Wednesday, January 27, 2016

Red Spider

This dressing substitutes American woodcock undercovert for landrail covert. W. C. Stewart's spiders are better dressed on a short shank, light-midwire hook, but in keeping with the established pattern of the the blog, this is dressed on a regular size 14 dry fly hook.

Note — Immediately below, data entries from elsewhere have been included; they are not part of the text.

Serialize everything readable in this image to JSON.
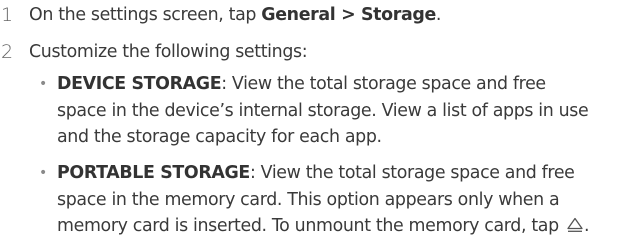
{
  "steps": [
    {
      "number": "1",
      "text_before": "On the settings screen, tap ",
      "bold": "General > Storage",
      "text_after": "."
    },
    {
      "number": "2",
      "text": "Customize the following settings:"
    }
  ],
  "bullets": [
    {
      "term": "DEVICE STORAGE",
      "line1": ": View the total storage space and free",
      "line2": "space in the device’s internal storage. View a list of apps in use",
      "line3": "and the storage capacity for each app."
    },
    {
      "term": "PORTABLE STORAGE",
      "line1": ": View the total storage space and free",
      "line2": "space in the memory card. This option appears only when a",
      "line3": "memory card is inserted. To unmount the memory card, tap",
      "line3_end": "."
    }
  ],
  "icons": {
    "unmount": "eject-triangle-icon"
  },
  "colors": {
    "text": "#3a3a3a",
    "bold": "#333333",
    "step_number": "#666666"
  }
}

Yellow Pearsall’s gossamer silk

American woodcock undercovert

W. C. Stewart—famous for the straightforward simplicity of his Practical Angler (1857)—states that “killing spiders may be made of all the feathers we have mentioned [“starling, landrail, dotterel, mavis, grey plover, golden plover, partridge, and grouse”], but the three following are all we consider necessary”: the first is the Black Spider; second, the Red Spider; third, Dun Spider.

Stewart dressed his Red Spider “of the small feather taken from outside of the wing of the landrail, dressed with yellow silk.” He notes that it “is deserving of a very high rank, particularly in coloured water.” Much like the namesake hackle of the traditional Dotterel, landrail is, as Robert L. Smith points out, "almost impossible to obtain." In his North Country Fly: Yorkshire's Soft Hackle Tradition (2015), available from Coch-y-Bonddu Books, Smith notes that landrail hackles "are of a ruddy brownish coloration" and suggests that "a suitably dyed starling feather is reasonable replacement, or the marginal covert feather of a jay." On the other hand, Sylvester Nemes in Two Centuries of Soft-Hackled Flies (2004) suggests using "a reddish-tinged hen feather," but the illustration he includes shows a fly dressed with red silk and a red grouse hackle. 

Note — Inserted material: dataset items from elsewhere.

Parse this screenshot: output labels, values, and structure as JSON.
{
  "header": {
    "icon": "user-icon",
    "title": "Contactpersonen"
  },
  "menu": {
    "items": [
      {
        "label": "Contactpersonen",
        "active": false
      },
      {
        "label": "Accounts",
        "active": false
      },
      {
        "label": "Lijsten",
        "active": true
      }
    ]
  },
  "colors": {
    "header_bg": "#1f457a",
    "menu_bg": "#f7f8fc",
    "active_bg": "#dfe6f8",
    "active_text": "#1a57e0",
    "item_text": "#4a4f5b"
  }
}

Stewart dressed spiders differently than soft-hackled flies are traditionally dressed. Roger Woolley elaborates on how to dress Stewart’s spiders: “Commence tying half-way down the hook shank and wind typing silk to the shoulder, tie in hackle by its stem, then laying the waxed tying silk along the centre stem of the inside of the hackle, twirl them round together until the feather is rolled round the tying silk, and in this state wrap it round the hook, taking care that a sufficient number of fibres stick out to represent legs. This is a difficult operation to do neatly and well, though it is a method of dressing that makes a strong, hard-wearing fly.”

Woolley also suggests that Stewart’s dressing was, as the Red Spider above, “just a soft hackle taken half-way down the hook, palmerwise, no body as in the usual type of fly, half the hook left bare.”

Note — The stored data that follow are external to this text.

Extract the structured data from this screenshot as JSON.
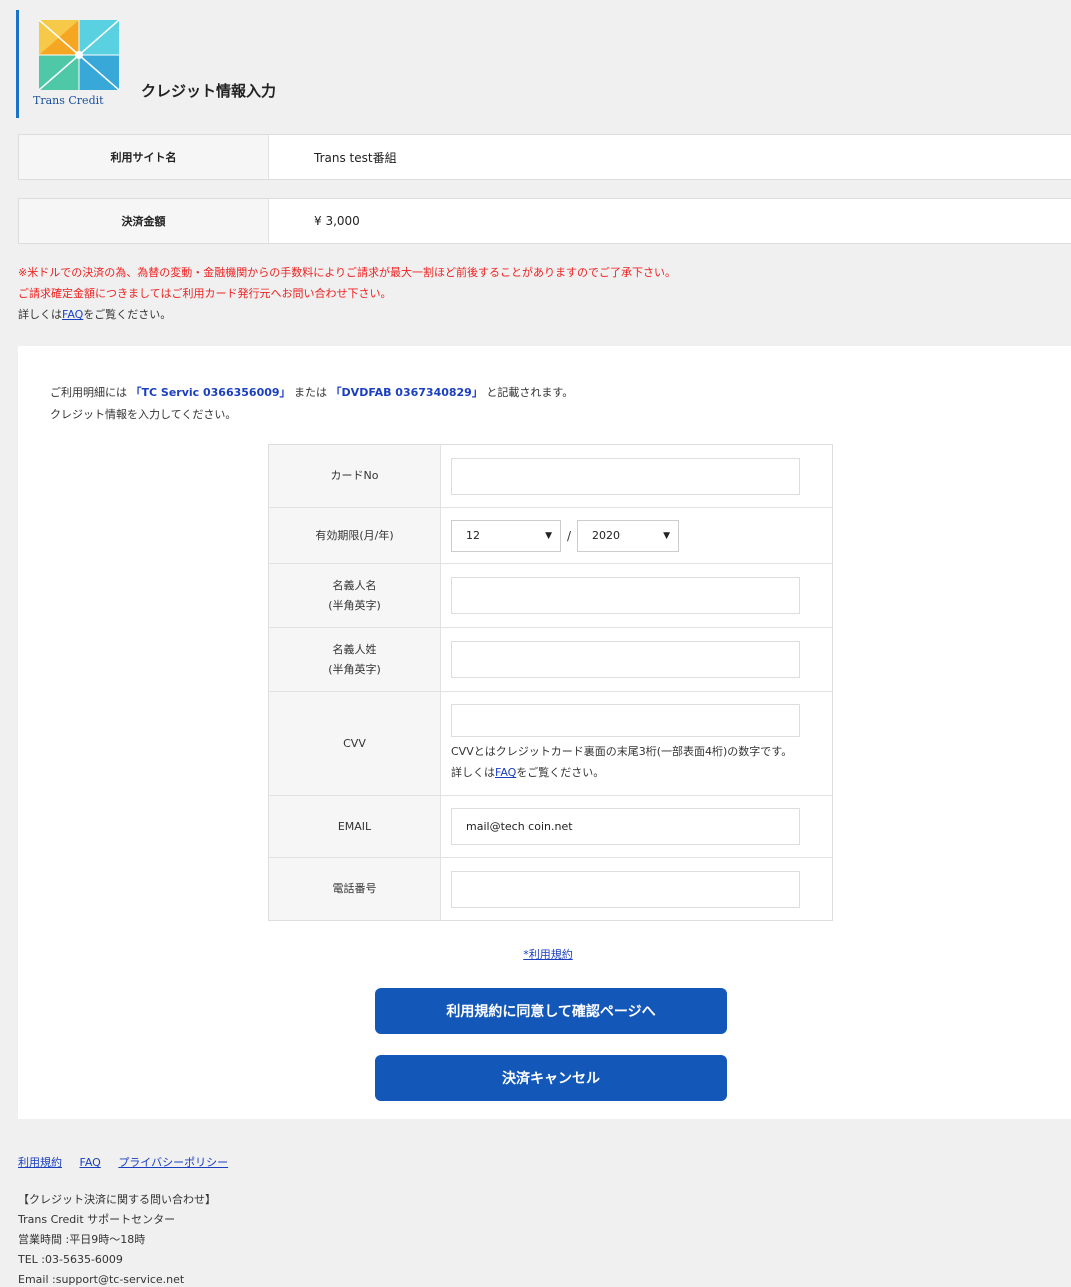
{
  "header": {
    "logo_text": "Trans Credit",
    "title": "クレジット情報入力"
  },
  "info": {
    "site_label": "利用サイト名",
    "site_value": "Trans test番組",
    "amount_label": "決済金額",
    "amount_value": "¥ 3,000"
  },
  "notice": {
    "line1": "※米ドルでの決済の為、為替の変動・金融機関からの手数料によりご請求が最大一割ほど前後することがありますのでご了承下さい。",
    "line2": "ご請求確定金額につきましてはご利用カード発行元へお問い合わせ下さい。",
    "line3_pre": "詳しくは",
    "line3_link": "FAQ",
    "line3_post": "をご覧ください。"
  },
  "intro": {
    "pre": "ご利用明細には",
    "name1": "「TC Servic 0366356009」",
    "mid": "または",
    "name2": "「DVDFAB 0367340829」",
    "post": "と記載されます。",
    "line2": "クレジット情報を入力してください。"
  },
  "form": {
    "card_label": "カードNo",
    "card_value": "",
    "expiry_label": "有効期限(月/年)",
    "month_value": "12",
    "slash": "/",
    "year_value": "2020",
    "first_name_label1": "名義人名",
    "first_name_label2": "(半角英字)",
    "last_name_label1": "名義人姓",
    "last_name_label2": "(半角英字)",
    "cvv_label": "CVV",
    "cvv_note_pre": "CVVとはクレジットカード裏面の末尾3桁(一部表面4桁)の数字です。詳しくは",
    "cvv_note_link": "FAQ",
    "cvv_note_post": "をご覧ください。",
    "email_label": "EMAIL",
    "email_value": "mail@tech coin.net",
    "phone_label": "電話番号"
  },
  "terms_link": "*利用規約",
  "buttons": {
    "confirm": "利用規約に同意して確認ページへ",
    "cancel": "決済キャンセル"
  },
  "footer": {
    "links": [
      "利用規約",
      "FAQ",
      "プライバシーポリシー"
    ],
    "info": [
      "【クレジット決済に関する問い合わせ】",
      "Trans Credit サポートセンター",
      "営業時間 :平日9時～18時",
      "TEL :03-5635-6009",
      "Email :support@tc-service.net"
    ]
  },
  "colors": {
    "primary_button": "#1358b8",
    "notice_red": "#e22",
    "link_blue": "#1a3fbf"
  }
}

John Turton also gives a dressing for a Red Spider in the Angler’s Manual (1836) that shares elements with Stewart’s own. He describes it as a hackle rather than winged fly, “for March and April,” describing it as a dressing “made with yellow silk; wing, a red mottled partridge rump feather; body, hare’s ear, dark coloured at bottom, and grey at top, twisted around the yellow silk.” Turton recommends a color combination of yellow and red “in summer, for dark waters,” when “yellow dubbing is used.”  

Wednesday, January 13, 2016

Partridge and Green



Green Pearsall’s gossamer thread

Tying thread

Black and brown hare’s face (optional)

Gray Partridge

In the first edition of The Soft-Hackled Fly (1975), Sylvester Nemes includes a Partridge and Green with and without a fur thorax. The original dressing, no. 2, calls for:

body: Green silk floss
hackle: Gray partridge,”

whereas the Partridge and Green and Fur Thorax is dressed

body: 2/3’s, green silk floss
thorax: Black and brown hare’s face
hackle: Gray partridge.”

Dave Hughes also includes the Partridge and Green in the first edition of Wet Flies (1995), attributing it to Nemes. He dresses it using

“Thread: Green Pearsall’s Gossamer silk.
Hackle: Gray Partridge.
Body: Working silk, or green Marabou silk floss.
Thorax: Hare’s mask fur, or #7 Hare’s Ear Plus, tan (thorax optional).”

This dressing follows Paul H. Young’s suggestion to use a dyed quill body, but substitutes a Blue Winged Olive dyed turkey biot for the body. It adds the hare's ear thorax that Hughes and Nemes recommend.

In Two Centuries of Soft-Hackled Flies (2004), Nemes attributes his first encounter with soft hackles to Paul H. Young, whose self-published book Making and Using the Fly and Leader (1938) includes a discussion of Partridge Spiders dressed in green, orange, and yellow. Young notes that the “Body may be ‘dubbed’ or made of dyed quill which is excellent.”